To set up their offshore company, The Fair Tax Town, the group travelled to the Isle of Man, before a trip to Amsterdam, where they were advised to create a “Dutch sandwich” – a loophole built by setting up a company in a tax haven in order to avoid withholding taxes.

According to Heydon Prowse, the filmmaker and presenter, there are over 15,000 entities registered in Holland only for tax reasons, meaning there is €8trn (£6.18trn) coming in and out of the country every year - translating into 10% of the total GDP in the world.

After setting up their offshore company, the group met Jim Harra, HMRC’s director-general for business tax.

One of the traders started the meeting by saying, “It seems big businesses are able to come in and negotiate their tax terms with HMRC so that’s why we are here.”

Harra explained, “The big multinationals, from our point of view, are both a high value group and also a high risk group. Our approach is to man mark them – so we put quite a lot of resources on to making sure we understand what they are doing and their tax strategies.”

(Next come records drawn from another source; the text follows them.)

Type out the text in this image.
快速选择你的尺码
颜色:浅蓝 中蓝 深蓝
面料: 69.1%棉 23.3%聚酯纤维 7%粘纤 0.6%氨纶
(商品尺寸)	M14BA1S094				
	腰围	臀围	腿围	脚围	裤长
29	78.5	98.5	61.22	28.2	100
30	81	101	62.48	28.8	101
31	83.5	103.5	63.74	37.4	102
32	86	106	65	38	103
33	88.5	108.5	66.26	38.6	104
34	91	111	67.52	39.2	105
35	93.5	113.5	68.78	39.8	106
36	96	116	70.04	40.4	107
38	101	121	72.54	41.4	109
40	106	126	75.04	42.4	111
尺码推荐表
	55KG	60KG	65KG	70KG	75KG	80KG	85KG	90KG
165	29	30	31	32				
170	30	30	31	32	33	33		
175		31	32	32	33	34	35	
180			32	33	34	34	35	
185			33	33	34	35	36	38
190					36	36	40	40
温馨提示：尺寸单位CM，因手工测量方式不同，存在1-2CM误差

Accused of promoting a cosy relationship with the multinationals, Harra argued that the Revenue needs to engage with them in a bid to “manage the risks they pose”.

The traders lamented these kinds of conversations never seem to happen with small businesses, asking Harra if the Revenue would be willing to negotiate their tax contributions if their plans go ahead.

An HMRC spokesperson said, "We fairly and dispassionately enforce the law and as Jim Harra makes clear in the programme, if we receive a plan we will look at it in that light.

"HMRC enforces the tax rules fairly across the board, irrespective of the size or structure of the business. The government is clear that big business must pay its fair share of tax, so new legislation has been introduced to prevent multinationals from diverting their UK profits from the UK tax system, and additional funding has been invested in HMRC to tackle abuse by multinationals."

The Fair Tax Town has expanded to several neighbour towns, with many other across the UK expressing interest in creating their own tax schemes.

Richard Murphy, a chartered accountant and a political economist, who also heads the Far Tax Pledge campaign, said he was glad the documentary turned out to be about a group of people trying to the change the tax law, rather than about people trying to avoid tax.

A spokesperson for the BBC said the show averaged 1.6 million viewers and was the second most watched programme on BBC Two on the day it aired.